If you want to allocate gigabytes of memory on a 64-bit OS, use a 64-bit process.
You should be able to allocate a total of about 2GB per process. This article (PDF) explains the details. However, you probably won't be able to get a single, contiguous block that is even close to that large.
Even if you allocate in smaller chunks, you couldn't get the memory you need, especially if the surrounding program has unpredictable memory behavior, or if you need to run on different operating systems. In my experience, the heap space on a 32-bit process caps at around 1.2GB.
At this amount of memory, I would recommend manually writing to disk. Wrap your arrays in a class that manages the memory and writes to temporary files when necessary. Hopefully the characteristics of your program are such that you could effectively cache parts of that data without hitting the disk too much.
Sysinternals VMMap is great for investigating virtual address space fragmentation, which is probably limiting how much contiguous memory you can allocate.

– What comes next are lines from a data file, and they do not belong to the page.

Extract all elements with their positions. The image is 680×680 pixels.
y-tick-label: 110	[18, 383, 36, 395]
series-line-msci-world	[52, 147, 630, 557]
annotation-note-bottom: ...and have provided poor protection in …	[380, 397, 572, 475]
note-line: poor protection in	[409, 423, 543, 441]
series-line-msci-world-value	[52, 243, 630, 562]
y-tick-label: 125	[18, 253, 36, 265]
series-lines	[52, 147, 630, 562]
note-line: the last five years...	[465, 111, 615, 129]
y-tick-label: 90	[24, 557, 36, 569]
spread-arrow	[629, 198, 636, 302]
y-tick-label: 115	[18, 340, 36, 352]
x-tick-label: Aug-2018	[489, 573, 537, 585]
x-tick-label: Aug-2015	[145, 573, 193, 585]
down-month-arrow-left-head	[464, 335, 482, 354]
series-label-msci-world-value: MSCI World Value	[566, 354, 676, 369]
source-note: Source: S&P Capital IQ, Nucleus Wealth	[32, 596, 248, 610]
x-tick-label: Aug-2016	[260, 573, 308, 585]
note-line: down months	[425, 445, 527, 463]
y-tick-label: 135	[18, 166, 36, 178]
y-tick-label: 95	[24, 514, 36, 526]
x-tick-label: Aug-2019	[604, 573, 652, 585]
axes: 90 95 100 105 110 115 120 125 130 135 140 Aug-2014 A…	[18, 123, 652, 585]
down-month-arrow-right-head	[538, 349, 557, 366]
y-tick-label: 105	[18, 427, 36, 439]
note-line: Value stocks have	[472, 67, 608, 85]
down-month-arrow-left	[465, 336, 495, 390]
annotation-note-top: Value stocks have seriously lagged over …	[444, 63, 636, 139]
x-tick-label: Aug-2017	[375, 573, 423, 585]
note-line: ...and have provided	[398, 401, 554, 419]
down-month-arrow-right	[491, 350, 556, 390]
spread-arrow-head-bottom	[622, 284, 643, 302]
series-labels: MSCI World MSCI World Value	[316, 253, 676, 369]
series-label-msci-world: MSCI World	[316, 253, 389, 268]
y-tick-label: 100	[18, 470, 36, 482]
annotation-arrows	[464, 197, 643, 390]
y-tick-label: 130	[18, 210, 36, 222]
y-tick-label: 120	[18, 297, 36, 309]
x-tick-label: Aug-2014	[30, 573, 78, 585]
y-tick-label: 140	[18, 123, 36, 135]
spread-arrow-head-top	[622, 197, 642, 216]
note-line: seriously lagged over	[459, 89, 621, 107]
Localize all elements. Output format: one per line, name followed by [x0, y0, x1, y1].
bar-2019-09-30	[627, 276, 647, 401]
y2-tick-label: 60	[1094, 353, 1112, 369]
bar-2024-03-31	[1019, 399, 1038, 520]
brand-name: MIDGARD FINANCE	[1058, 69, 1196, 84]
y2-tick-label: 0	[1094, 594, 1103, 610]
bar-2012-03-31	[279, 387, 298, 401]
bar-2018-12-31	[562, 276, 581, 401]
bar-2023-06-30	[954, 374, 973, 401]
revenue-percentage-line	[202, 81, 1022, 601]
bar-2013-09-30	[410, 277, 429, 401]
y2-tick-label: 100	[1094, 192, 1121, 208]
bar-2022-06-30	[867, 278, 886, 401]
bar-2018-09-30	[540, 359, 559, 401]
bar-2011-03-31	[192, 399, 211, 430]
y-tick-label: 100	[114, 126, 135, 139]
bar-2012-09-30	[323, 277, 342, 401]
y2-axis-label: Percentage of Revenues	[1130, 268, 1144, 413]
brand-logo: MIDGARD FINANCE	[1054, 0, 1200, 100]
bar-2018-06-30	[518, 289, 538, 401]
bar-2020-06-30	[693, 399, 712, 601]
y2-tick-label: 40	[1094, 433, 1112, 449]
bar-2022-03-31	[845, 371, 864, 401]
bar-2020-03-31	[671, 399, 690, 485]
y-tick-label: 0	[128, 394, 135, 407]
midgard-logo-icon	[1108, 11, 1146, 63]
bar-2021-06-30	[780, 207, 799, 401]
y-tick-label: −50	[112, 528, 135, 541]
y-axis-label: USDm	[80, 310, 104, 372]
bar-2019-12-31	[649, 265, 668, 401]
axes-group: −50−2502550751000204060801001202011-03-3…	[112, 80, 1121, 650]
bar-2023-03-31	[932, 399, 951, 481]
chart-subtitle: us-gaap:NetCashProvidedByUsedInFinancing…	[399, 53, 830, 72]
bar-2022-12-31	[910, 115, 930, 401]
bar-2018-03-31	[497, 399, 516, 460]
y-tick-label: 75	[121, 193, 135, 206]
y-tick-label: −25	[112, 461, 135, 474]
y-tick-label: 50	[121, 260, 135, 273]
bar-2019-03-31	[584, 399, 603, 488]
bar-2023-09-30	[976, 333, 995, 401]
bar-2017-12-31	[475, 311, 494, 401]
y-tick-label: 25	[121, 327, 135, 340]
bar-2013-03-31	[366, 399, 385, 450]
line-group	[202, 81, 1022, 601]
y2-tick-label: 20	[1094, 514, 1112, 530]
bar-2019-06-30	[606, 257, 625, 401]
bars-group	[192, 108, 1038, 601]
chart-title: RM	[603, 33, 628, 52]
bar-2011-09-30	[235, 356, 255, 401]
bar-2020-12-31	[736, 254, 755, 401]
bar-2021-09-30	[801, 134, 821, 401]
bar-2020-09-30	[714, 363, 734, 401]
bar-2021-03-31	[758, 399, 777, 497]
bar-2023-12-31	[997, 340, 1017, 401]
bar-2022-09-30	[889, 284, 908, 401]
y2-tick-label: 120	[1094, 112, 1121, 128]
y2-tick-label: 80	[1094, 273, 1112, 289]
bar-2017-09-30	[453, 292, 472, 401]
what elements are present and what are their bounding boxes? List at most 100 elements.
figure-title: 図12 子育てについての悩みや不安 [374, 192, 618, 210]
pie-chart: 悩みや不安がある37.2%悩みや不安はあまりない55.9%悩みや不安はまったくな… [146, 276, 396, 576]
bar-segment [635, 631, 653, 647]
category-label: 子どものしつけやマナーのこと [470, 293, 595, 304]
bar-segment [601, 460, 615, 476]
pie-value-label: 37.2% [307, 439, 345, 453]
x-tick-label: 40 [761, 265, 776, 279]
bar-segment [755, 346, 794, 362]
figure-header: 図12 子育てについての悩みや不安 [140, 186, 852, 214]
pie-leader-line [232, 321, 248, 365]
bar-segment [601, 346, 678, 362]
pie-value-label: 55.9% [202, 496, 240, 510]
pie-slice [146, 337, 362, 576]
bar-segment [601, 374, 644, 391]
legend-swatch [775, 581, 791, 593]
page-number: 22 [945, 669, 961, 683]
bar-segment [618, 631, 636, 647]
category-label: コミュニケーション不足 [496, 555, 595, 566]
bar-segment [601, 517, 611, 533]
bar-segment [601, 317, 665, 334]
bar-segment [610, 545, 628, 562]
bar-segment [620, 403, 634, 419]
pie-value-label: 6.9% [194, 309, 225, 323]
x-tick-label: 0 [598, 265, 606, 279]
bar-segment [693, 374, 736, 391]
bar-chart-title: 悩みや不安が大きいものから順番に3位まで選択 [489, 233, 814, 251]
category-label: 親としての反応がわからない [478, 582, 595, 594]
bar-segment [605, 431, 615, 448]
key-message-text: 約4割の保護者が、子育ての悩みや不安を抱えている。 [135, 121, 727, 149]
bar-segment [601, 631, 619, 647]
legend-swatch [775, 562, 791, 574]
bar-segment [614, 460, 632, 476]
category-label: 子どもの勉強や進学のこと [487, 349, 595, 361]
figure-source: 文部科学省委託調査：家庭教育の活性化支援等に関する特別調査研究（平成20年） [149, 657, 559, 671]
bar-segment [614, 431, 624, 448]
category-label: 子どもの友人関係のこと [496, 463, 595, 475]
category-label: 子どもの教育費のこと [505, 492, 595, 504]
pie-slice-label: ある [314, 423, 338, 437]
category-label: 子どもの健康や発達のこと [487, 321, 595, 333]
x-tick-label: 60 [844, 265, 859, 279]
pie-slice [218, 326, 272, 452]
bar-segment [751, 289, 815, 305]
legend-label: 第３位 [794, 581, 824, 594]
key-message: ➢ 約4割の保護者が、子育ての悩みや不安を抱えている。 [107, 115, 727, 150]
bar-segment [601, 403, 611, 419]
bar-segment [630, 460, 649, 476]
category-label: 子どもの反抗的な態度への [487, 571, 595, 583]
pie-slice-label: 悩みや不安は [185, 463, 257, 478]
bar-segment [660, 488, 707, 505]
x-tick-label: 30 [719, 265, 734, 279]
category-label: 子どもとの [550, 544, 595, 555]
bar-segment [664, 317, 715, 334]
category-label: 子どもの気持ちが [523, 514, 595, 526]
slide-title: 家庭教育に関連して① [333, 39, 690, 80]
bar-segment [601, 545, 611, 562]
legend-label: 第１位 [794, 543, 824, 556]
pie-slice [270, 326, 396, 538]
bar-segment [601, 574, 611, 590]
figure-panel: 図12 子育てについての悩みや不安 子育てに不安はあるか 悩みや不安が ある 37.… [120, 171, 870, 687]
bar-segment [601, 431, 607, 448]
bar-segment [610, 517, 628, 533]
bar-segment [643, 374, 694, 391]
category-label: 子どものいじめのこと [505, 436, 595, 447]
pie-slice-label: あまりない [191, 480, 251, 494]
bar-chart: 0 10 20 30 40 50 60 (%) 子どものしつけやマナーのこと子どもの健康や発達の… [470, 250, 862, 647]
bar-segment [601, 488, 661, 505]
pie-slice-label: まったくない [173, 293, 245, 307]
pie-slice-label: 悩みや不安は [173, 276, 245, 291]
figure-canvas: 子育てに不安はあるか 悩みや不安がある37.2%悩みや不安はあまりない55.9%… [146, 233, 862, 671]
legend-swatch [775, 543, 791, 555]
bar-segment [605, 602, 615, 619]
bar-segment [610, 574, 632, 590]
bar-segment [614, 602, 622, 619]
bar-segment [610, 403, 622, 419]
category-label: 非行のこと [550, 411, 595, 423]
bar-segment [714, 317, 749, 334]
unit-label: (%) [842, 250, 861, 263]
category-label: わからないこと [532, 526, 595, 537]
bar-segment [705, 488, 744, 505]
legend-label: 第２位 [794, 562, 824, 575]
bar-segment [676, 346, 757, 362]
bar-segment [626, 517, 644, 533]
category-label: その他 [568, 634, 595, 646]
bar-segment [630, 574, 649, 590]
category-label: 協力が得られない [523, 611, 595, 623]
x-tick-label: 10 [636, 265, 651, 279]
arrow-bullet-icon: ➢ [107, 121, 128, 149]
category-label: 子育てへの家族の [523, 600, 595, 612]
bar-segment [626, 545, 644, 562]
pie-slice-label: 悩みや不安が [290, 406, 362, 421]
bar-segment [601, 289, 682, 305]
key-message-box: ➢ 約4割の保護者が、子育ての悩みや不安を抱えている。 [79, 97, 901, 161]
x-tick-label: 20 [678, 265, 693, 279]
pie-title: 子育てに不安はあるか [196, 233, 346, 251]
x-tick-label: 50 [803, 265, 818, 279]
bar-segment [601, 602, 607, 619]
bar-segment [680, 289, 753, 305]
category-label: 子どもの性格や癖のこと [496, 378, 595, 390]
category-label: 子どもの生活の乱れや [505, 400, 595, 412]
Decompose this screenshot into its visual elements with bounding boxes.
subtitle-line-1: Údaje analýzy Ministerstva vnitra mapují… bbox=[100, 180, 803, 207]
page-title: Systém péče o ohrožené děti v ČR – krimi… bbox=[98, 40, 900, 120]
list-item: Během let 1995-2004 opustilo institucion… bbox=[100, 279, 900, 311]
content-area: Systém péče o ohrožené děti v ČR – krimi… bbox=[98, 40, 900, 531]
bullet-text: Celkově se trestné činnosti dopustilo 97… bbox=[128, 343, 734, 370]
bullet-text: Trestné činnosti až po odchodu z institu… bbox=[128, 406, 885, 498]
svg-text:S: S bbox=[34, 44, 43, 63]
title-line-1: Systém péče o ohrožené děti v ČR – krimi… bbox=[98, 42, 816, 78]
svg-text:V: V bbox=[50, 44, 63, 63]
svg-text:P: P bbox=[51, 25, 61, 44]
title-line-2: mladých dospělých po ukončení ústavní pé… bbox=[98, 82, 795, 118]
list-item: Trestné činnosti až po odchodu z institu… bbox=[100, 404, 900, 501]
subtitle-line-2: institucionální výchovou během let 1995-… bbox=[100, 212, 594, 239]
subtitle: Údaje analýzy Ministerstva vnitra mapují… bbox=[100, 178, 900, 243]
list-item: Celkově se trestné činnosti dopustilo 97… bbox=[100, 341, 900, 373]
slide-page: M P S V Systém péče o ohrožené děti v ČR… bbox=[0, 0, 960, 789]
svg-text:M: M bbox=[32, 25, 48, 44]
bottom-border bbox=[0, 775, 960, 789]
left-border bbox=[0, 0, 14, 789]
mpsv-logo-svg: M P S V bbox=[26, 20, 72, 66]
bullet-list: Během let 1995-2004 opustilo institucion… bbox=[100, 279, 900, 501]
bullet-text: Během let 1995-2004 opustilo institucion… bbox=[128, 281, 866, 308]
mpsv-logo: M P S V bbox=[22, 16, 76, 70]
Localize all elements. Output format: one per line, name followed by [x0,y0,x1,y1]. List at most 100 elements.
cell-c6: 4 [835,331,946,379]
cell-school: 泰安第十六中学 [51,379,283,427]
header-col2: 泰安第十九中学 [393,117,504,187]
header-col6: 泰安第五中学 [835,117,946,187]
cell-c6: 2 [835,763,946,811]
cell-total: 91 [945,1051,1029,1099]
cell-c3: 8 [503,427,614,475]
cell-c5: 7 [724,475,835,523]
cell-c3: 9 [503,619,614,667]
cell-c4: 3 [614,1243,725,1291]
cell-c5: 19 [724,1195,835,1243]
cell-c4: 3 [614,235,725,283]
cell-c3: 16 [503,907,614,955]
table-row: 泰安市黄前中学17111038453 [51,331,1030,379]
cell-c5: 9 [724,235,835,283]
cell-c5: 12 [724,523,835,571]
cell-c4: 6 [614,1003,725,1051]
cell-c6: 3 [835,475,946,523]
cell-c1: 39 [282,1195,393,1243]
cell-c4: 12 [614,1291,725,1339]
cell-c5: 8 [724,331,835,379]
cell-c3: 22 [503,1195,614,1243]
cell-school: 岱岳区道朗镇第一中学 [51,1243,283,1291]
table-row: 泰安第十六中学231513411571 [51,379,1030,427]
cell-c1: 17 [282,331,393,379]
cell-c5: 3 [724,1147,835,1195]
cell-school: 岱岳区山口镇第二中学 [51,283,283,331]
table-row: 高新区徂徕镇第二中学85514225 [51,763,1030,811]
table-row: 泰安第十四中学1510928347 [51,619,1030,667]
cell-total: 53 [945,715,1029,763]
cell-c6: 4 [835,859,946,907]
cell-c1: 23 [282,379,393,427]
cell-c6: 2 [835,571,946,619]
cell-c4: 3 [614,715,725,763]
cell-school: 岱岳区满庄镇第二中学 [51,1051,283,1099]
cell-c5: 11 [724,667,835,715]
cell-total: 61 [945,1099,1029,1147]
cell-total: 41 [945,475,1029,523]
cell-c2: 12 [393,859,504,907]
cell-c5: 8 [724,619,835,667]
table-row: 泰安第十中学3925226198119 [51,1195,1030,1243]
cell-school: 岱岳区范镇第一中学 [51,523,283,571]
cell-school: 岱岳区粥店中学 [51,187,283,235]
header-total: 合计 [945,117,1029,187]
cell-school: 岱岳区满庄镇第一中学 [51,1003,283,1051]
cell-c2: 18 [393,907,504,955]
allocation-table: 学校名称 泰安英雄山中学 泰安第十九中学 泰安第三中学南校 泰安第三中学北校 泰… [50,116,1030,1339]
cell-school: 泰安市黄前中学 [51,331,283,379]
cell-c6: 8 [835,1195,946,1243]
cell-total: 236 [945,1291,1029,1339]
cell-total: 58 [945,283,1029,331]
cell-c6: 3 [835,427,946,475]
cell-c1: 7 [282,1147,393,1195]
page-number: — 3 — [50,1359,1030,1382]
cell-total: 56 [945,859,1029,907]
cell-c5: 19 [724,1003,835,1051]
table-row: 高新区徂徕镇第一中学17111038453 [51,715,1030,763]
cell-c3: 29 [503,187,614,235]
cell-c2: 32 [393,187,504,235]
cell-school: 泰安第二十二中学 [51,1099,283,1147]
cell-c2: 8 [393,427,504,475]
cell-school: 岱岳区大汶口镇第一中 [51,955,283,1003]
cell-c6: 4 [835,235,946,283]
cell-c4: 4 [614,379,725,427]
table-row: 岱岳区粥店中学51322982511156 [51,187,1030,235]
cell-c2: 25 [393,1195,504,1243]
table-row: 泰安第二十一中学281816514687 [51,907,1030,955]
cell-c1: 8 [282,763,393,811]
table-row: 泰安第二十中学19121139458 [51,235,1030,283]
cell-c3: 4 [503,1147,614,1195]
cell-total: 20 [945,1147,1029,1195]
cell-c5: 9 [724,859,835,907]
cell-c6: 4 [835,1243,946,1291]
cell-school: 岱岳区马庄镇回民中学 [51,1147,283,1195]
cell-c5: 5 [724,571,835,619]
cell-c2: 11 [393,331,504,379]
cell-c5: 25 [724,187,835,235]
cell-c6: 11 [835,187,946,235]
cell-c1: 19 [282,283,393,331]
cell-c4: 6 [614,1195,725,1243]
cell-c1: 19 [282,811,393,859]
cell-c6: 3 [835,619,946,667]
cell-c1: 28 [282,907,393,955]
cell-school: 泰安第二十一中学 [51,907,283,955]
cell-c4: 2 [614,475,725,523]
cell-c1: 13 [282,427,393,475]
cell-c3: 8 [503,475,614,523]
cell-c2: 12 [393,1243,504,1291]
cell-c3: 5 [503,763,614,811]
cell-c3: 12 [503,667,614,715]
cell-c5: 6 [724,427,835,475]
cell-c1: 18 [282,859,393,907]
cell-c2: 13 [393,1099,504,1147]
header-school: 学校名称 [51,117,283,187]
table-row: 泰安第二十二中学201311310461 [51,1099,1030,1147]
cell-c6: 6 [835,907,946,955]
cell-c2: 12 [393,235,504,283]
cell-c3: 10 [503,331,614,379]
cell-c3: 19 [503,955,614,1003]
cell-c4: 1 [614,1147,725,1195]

I recommend setting it to display free space, then sorting by size to find the largest free areas, then sorting by address to see what is separating the largest free areas (probably rebased DLLs, shared memory regions, or other heaps).
Avoiding extremely large contiguous allocations is probably for the best, as others have suggested.
Setting LARGE_ADDRESS_AWARE=YES (as jalf suggested) is good, as long as the libraries that your application depends on are compatible with it. If you do so, you should test your code with the AllocationPreference registry key set to enable top-down virtual address allocation.